No more helpful, or better served by his material, is Alan Cumming’s lovelorn cabby, a wind-up advice dispenser whom Kramer sticks in a dress when the going gets slow. At least Molly Shannon gets in a few licks as Gray’s brassy coworker. After one particularly exercised rant, she exclaims, “Spewing is wonderful!” And tempting to follow suit.

Technically speaking, “Gray Matters” is a coming-out movie, but Kramer shows zero feeling for the nuances of a midlife sexual awakening. Apart from a warp-speed monologue musing on such topics as public hand-holding and death benefits, the movie stops at the first-date stage. Its vagueness is hard to fathom, since there are better-informed coming-out comedies on the market at any given instant.

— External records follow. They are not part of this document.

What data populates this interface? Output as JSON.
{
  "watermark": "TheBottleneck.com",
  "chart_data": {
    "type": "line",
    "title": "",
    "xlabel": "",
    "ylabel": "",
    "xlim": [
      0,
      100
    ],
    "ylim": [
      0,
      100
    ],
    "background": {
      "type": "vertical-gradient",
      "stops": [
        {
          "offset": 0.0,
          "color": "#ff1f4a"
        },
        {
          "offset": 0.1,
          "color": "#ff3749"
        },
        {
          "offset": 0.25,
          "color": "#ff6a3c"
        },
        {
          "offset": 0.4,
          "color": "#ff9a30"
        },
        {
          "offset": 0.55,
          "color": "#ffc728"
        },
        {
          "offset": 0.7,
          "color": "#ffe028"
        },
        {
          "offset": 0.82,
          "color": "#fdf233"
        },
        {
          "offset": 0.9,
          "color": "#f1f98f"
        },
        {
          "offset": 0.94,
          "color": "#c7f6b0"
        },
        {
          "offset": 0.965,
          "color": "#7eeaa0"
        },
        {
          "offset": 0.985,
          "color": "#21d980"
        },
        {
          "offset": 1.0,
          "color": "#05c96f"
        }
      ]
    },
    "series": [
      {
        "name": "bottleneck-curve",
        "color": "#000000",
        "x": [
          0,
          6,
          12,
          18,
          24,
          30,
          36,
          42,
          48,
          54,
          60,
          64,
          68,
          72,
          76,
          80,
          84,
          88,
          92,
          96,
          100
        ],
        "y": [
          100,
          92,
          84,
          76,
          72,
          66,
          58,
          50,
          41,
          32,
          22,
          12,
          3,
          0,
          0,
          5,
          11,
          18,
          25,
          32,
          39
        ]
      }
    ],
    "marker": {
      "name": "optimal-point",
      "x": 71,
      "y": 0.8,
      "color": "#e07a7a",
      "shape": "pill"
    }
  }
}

Kramer manages a few memorable moments, such as Gray and Charlie’s leggy mimicry of the “I Won’t Dance” number from the 1946 MGM musical “Till the Clouds Roll By,” performed in sync with the original as it plays on a background TV. But the juxtaposition just underlines the distinction between thrice-digested movie magic and the real McCoy.

“Gray Matters.” MPAA rating: PG-13 for some mature thematic material, sexual content and language. Running time: 1 hour, 32 minutes. Exclusively at AMC/Loews Broadway, 1441 Third Street Promenade, Santa Monica (310) 458-1506 #706; Laemmle’s Sunset 5, 8000 Sunset Blvd. (323) 848-3500.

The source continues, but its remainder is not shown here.